Crucially, the Mythos version stays entirely within what the researcher called “the literal dumbest thing”: add points of size at most half the radius to units of size at most half the radius, and count the unit-distance pairs you get. The geometry-of-numbers machinery — which translates the algebraic structure of the field into counts of lattice points — kicks in immediately and handles the rest, with no additional analytic machinery required.

The attached preprint formalizes the argument. It shows that for infinitely many values of n, the maximum number of unit-distance pairs grows as n raised to a power strictly greater than 1 — disproving Erdős’s conjecture with an exponent that improves on the grid construction by a factor involving iterated logarithms.

Arriving After A Flurry Of Activity

The timing is notable. OpenAI’s breakthrough on the unit distance problem drew validation from Fields Medalist Tim Gowers, who said he would have recommended the proof for publication in the Annals of Mathematics without hesitation. Within days, Princeton professor Will Sawin had already improved on the result by hand, pushing the explicit exponent from roughly 6×10⁻³⁸ to 0.014. Now Anthropic says its own model had independently found a path to the same conclusion.

The convergence matters. In science, independent replication of a result is a strong signal that something real has been found.
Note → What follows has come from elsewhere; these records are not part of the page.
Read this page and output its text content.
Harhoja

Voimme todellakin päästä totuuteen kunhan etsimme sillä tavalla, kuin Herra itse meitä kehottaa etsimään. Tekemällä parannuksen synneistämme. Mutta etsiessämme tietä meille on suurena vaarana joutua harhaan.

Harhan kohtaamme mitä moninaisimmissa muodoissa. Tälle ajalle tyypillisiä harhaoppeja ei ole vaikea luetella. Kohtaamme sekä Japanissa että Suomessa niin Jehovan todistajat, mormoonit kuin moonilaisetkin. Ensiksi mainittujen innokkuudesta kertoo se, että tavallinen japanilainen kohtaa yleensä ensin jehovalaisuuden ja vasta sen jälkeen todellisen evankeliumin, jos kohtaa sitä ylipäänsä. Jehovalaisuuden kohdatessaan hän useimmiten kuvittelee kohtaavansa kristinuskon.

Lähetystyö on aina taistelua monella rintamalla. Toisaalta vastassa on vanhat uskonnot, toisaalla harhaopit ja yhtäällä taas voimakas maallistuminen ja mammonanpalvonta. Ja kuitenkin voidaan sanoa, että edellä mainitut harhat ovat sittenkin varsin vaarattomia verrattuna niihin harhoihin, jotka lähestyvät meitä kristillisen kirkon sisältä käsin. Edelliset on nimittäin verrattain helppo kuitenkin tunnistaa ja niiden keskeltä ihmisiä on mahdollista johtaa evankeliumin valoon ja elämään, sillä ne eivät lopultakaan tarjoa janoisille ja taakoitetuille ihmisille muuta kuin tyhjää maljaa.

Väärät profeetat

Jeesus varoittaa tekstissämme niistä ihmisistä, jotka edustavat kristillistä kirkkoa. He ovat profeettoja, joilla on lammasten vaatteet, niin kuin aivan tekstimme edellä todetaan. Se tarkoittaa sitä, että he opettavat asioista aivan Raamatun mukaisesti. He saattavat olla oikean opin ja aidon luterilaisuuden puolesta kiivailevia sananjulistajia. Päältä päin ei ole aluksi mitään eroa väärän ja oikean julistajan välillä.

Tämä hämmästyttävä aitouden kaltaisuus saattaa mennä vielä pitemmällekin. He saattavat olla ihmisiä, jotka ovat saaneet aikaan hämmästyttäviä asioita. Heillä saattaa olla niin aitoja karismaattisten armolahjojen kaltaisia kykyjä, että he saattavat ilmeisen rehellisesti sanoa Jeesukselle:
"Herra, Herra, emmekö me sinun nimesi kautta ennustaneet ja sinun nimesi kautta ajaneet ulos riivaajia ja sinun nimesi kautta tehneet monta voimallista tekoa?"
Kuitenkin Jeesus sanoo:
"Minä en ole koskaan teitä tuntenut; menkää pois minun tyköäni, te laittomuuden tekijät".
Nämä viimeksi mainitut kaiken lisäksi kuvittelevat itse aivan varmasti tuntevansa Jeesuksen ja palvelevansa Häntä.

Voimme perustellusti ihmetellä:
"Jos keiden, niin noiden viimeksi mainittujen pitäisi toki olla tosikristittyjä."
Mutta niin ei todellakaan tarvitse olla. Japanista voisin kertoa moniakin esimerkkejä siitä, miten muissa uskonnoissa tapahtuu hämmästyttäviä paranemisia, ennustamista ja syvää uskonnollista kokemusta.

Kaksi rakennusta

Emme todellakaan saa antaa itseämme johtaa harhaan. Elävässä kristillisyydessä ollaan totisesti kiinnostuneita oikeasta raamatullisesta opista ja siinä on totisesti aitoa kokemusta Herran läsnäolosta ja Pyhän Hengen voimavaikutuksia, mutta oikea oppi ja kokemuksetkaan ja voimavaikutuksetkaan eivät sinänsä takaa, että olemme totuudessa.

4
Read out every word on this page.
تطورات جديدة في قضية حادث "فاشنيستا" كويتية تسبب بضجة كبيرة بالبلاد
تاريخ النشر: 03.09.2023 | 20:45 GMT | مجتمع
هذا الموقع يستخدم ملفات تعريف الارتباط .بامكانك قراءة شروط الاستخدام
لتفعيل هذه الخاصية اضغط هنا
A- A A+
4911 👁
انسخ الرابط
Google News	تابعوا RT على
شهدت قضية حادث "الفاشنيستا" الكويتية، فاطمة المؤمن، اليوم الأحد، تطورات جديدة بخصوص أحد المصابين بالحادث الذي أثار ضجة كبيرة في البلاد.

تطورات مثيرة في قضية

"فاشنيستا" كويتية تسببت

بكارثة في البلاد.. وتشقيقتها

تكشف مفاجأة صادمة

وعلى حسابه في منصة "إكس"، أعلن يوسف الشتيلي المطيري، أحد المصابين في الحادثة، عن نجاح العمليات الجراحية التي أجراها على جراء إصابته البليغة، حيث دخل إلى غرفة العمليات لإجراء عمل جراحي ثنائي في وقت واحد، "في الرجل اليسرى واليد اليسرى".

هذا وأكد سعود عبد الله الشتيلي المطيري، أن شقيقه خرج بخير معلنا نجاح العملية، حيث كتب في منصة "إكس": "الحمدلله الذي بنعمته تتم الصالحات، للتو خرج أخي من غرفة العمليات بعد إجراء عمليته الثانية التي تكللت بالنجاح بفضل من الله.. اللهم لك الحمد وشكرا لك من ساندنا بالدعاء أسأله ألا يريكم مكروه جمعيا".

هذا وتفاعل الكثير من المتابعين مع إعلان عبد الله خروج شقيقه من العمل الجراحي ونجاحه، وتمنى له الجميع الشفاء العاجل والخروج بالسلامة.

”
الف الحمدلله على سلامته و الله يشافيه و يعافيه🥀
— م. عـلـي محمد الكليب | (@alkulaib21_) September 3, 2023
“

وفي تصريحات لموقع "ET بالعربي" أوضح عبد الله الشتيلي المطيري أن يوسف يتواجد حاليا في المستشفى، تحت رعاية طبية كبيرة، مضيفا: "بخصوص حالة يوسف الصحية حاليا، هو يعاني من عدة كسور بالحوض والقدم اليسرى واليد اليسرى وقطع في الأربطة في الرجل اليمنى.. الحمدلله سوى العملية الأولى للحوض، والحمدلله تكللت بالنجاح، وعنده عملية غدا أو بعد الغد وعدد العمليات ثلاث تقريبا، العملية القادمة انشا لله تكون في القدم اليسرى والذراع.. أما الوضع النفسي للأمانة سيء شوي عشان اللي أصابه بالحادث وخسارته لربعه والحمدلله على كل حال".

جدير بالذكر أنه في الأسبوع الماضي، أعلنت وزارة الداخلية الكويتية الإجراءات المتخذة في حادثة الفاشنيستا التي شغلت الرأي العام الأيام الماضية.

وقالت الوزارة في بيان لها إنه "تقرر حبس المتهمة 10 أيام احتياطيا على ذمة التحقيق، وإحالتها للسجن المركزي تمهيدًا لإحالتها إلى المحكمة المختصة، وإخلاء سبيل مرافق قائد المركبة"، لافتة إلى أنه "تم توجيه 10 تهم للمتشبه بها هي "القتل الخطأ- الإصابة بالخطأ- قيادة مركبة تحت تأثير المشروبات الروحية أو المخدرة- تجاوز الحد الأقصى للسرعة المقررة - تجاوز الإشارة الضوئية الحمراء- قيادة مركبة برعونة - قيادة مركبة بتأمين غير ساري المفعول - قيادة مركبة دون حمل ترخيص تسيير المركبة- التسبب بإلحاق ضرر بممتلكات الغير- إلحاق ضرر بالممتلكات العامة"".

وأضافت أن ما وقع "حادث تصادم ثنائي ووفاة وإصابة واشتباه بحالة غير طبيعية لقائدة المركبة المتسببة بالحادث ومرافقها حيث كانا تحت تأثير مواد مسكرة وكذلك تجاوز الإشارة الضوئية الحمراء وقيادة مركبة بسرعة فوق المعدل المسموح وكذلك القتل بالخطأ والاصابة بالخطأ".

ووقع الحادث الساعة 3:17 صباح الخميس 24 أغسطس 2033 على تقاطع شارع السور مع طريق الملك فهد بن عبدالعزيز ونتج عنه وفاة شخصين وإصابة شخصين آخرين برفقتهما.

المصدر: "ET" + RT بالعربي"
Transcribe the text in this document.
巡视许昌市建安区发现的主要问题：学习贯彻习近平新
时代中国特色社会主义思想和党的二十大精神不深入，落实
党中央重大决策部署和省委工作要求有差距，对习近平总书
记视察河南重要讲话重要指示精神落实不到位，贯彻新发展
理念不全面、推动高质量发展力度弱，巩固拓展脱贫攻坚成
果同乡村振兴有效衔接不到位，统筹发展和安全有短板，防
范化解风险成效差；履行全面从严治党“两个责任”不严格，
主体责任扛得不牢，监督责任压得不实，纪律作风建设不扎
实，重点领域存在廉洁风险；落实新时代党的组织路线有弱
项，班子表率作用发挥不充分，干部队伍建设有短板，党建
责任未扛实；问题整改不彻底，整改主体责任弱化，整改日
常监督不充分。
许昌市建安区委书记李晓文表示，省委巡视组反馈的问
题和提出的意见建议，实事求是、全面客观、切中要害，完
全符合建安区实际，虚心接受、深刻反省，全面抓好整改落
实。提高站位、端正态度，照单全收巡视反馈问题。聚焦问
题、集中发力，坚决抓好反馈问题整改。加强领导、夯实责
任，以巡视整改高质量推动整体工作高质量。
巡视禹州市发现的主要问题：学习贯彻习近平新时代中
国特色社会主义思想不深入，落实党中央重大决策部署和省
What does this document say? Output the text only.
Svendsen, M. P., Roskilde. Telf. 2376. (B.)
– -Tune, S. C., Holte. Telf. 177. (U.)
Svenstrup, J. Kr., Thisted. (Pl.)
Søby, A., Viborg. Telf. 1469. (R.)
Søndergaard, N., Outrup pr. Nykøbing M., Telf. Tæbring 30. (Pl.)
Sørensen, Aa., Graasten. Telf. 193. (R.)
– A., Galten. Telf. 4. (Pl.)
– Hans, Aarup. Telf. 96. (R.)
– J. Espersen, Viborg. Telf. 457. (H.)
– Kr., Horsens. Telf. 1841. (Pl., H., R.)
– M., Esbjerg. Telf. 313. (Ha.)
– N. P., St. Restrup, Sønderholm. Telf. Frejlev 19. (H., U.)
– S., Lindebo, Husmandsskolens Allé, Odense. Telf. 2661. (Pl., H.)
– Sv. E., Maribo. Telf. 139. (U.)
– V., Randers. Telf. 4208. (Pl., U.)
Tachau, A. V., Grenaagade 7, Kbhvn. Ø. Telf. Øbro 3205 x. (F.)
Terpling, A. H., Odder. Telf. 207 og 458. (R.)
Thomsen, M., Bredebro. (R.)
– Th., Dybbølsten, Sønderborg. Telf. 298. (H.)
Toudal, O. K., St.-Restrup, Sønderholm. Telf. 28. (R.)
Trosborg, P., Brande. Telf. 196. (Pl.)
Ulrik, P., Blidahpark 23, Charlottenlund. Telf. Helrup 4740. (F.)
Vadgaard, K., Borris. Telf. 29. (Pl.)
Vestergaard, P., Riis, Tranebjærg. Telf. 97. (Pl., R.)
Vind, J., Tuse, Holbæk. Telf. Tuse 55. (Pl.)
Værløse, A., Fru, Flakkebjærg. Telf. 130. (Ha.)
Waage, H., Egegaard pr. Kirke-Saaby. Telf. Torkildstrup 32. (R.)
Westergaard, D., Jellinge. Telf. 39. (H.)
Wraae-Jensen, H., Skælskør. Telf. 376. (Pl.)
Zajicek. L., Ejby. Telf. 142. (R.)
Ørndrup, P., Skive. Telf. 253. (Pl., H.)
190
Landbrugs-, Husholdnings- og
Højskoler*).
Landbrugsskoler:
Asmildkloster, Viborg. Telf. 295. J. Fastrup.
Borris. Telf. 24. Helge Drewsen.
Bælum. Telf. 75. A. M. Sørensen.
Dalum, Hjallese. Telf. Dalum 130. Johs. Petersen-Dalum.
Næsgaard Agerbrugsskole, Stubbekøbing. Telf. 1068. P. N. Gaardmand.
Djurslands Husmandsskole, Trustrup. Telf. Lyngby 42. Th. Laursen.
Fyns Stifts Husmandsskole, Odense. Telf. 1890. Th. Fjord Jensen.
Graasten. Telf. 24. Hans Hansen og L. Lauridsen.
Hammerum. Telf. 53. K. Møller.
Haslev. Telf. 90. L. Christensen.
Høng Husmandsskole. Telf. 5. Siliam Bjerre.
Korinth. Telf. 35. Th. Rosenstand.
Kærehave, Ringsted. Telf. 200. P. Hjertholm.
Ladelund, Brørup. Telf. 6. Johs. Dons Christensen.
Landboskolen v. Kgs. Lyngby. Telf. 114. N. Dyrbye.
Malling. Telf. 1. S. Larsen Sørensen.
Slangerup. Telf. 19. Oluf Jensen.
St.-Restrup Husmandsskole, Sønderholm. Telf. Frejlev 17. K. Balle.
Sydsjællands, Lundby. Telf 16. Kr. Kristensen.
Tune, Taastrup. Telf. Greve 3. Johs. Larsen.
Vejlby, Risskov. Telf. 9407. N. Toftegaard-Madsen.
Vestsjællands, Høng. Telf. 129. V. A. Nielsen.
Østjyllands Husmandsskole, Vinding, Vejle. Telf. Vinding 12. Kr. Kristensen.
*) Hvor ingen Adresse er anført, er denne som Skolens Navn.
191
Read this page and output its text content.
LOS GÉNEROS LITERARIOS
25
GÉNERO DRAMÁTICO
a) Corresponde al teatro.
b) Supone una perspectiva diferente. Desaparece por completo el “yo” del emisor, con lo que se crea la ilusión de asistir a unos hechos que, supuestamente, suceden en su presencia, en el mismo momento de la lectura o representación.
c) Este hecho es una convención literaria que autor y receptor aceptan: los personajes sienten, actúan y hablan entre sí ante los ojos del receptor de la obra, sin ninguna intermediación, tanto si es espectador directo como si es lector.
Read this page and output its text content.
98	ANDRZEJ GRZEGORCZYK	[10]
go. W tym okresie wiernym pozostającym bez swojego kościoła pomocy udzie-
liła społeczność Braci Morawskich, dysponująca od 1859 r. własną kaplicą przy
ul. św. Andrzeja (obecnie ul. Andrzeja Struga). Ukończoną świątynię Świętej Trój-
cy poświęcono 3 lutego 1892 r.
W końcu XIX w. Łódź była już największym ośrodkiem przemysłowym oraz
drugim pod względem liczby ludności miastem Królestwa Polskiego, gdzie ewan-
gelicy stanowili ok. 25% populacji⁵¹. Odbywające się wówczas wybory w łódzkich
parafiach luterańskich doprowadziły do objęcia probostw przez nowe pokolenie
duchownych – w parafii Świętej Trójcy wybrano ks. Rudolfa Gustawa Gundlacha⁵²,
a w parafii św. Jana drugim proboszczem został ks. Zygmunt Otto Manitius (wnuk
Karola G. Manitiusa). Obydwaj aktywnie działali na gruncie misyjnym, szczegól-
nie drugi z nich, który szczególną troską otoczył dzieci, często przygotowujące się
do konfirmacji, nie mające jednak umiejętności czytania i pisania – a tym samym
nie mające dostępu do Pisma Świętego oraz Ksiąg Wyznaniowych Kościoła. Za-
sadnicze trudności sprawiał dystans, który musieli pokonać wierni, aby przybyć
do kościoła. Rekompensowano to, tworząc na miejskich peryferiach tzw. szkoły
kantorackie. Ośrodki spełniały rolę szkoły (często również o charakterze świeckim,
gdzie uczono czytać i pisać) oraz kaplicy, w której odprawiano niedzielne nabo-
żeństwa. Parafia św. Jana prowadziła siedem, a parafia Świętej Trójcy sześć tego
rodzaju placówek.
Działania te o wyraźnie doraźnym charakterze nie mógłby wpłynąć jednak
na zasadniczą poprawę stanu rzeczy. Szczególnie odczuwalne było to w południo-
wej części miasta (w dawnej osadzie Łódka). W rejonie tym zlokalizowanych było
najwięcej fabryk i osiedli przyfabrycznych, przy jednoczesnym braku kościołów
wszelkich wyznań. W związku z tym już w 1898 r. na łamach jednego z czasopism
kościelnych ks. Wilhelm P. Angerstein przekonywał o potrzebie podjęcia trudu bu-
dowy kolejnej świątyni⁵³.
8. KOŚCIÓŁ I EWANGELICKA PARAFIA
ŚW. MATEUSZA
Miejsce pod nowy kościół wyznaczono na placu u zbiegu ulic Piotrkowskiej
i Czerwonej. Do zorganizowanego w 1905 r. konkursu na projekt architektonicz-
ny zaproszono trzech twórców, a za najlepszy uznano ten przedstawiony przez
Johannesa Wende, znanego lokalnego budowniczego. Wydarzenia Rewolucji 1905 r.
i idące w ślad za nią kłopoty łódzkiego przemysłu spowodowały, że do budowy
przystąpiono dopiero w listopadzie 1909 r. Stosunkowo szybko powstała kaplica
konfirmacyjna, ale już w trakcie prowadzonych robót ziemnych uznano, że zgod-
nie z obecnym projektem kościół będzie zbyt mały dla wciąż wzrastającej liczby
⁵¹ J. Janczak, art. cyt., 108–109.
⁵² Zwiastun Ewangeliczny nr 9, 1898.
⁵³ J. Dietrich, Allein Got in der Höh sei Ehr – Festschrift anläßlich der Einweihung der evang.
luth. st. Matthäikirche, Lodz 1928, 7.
Two frontier AI systems arriving at structurally similar proofs for the same open problem — without coordination — is a meaningful data point about the reliability and depth of what these models can do.

It also fits the broader pattern. Mythos has already demonstrated exceptional performance on mathematical reasoning benchmarks, and Anthropic’s researcher noted the company had set up a dedicated testing environment for Erdős problems following earlier AI math breakthroughs. The unit distance problem was dropped into that environment with internet access blocked, to rule out retrieval of known results.

What This Signals

Sholto Douglas’s comment about “serious overhang in discoveries” is worth taking seriously. The implication is that AI models capable of this kind of mathematical work have been sitting in front of these problems for a while — and now that the ice is broken on AI solving long-standing open questions, the results may come faster than anticipated.

Mathematics is particularly well-suited to validate this: the answers are verifiable, the problems are well-defined, and there is no ambiguity about what counts as a solution. If two frontier models, tested independently, both find valid proofs of the same 80-year-old conjecture in the same week, it says something meaningful about the depth of capability these systems now possess — and how much of that capability is only beginning to be systematically applied to hard problems.